Dr. Anna Beaudin’s lab mainly studies hematopoietic stem cells, which are cells that help form the adult blood system. Using a lineage tracing mouse model, Dr. Beaudin has identified a developmentally-restricted hematopoietic stem cell that is found in the fetal stages of life but disappear into adulthood. I have been in the lab for less than a year, so I mainly performed chore tasks such as re-racking pipette tips and cutting filter paper, washing and sterilizing glassware by autoclaving, making staining media, DNA isolation, and disposing of biohazard waste. These tasks were tedious but completing them in a timely manner was important for all people in the lab so that everyone’s experiments ran smoothly. With chores, I also obtained a great amount of experience observing graduate students and other undergraduates with their experiments, and would help out with single staining cells or help run samples on a flow cytometer. I gradually developed confidence in my skills this past semester and have recently been assigned a project attempting to understand the definitive progenitor of red blood cells from hematopoietic stem cell derived precursors.

 

With my new project, I start my days at 8am where I check on my mice in the vivarium and attend a group meeting for my lab or work. I then attend my classes, and in between my two or three hour gaps I am usually in lab working on a chore or at work. I always run my experiments on days when I have the most availability.
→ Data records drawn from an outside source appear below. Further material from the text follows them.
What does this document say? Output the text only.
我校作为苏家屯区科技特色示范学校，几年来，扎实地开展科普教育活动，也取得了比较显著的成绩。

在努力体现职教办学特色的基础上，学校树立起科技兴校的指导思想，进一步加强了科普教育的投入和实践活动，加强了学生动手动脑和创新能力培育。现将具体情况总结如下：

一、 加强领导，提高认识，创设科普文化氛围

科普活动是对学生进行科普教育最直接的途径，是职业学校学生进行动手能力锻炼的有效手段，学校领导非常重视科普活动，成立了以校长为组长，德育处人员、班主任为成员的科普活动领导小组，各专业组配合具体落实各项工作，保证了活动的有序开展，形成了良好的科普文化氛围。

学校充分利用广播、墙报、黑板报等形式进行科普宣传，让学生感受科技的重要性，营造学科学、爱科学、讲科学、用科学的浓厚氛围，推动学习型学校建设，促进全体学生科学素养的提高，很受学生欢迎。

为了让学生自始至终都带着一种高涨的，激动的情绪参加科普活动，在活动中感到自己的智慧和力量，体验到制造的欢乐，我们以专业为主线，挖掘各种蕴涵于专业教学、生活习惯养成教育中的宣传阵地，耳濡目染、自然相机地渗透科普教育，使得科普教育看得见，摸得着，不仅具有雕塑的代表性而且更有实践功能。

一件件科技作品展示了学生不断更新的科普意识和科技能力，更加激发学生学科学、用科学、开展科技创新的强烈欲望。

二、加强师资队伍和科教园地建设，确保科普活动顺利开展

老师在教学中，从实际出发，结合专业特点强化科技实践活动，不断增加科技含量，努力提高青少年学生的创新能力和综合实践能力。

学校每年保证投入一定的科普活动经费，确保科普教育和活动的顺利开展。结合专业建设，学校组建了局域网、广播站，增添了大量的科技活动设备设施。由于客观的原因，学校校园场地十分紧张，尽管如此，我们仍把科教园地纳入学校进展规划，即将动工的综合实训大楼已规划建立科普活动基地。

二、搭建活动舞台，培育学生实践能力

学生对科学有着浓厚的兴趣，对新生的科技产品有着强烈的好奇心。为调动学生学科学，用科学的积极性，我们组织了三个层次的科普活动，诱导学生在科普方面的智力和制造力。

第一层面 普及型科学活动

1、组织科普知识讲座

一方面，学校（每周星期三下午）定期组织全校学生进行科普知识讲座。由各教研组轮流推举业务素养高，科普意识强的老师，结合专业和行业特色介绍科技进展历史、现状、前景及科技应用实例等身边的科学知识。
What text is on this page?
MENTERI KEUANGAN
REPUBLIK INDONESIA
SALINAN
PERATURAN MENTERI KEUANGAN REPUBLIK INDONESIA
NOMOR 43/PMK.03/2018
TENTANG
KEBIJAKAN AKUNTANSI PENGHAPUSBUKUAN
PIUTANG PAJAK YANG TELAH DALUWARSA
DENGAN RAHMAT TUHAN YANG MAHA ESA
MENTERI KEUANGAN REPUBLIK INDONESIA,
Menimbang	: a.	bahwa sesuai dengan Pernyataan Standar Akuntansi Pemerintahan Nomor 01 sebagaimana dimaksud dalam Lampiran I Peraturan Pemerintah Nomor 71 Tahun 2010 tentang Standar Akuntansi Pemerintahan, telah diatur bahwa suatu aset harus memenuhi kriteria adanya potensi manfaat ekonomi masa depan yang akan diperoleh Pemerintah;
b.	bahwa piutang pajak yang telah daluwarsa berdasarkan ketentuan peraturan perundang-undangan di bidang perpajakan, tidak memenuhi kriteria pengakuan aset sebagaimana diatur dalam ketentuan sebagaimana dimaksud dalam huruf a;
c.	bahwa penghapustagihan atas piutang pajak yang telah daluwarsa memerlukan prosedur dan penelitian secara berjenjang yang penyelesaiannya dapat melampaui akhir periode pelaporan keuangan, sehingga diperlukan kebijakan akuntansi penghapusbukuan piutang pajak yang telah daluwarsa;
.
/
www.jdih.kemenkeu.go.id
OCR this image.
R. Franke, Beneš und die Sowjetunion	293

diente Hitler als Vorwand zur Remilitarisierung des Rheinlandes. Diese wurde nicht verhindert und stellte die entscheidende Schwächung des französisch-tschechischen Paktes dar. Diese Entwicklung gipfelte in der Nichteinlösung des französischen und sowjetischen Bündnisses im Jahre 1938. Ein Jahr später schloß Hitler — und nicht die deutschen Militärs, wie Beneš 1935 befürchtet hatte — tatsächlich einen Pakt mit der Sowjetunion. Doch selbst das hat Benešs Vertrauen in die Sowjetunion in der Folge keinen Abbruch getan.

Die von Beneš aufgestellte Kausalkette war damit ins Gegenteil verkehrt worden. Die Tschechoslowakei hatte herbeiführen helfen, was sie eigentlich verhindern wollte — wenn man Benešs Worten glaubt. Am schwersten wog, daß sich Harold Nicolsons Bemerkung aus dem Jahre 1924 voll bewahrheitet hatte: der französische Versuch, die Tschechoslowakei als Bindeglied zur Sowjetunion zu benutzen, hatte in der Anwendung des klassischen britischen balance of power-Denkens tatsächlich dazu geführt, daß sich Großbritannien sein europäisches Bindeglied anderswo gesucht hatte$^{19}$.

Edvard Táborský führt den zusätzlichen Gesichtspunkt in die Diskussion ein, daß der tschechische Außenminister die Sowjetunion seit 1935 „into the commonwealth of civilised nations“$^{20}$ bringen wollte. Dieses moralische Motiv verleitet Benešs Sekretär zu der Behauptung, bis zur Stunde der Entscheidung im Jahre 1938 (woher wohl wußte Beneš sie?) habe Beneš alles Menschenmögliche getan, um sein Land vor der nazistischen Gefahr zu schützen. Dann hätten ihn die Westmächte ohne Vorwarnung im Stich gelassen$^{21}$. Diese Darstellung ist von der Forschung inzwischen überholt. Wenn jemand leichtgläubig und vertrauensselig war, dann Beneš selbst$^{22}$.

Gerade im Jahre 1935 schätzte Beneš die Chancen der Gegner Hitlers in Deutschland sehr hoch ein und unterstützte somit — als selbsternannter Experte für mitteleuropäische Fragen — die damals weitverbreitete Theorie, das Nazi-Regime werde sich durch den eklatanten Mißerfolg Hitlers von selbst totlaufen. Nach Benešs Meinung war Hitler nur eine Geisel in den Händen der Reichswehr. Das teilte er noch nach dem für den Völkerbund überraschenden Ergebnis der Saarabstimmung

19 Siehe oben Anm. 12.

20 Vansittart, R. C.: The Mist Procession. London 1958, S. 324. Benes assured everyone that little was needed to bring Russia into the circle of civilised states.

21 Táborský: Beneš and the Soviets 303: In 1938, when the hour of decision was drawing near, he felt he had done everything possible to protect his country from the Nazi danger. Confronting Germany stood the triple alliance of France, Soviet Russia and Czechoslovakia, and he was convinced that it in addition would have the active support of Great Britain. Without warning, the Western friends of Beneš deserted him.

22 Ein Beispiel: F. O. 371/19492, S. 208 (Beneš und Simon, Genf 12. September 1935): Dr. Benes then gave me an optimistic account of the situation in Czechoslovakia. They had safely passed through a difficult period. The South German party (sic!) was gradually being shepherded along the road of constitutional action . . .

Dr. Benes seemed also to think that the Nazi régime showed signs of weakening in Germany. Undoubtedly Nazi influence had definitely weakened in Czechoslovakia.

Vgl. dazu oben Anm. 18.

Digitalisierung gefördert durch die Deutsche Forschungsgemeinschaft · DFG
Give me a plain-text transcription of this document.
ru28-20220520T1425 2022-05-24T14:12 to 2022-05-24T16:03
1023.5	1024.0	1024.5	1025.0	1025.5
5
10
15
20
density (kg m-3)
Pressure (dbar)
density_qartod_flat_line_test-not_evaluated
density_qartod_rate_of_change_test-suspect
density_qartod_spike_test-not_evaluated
My experiments typically take the entire work day, which is about six hours, so I try to not have many gaps to leave the lab throughout the day. I try to schedule my days to end at 5pm because that is around the time that everyone else in the lab ends theirs. I remember Dr. Beaudin’s advice to me that I incorporate into my day, which is about keeping a balance between my professional and personal life. By evenly dividing time between my classes and work, and time for myself, I have noticed that my time management skills have improved and I am more efficient in taking care of all my responsibilities. However, I do come in on weekends sometimes and even come in during break, because research does not stop when it’s inconvenient for you. Research is a full time commitment but the experiences and skills that I’ve gained while being a part of it has been invaluable to my academics and career.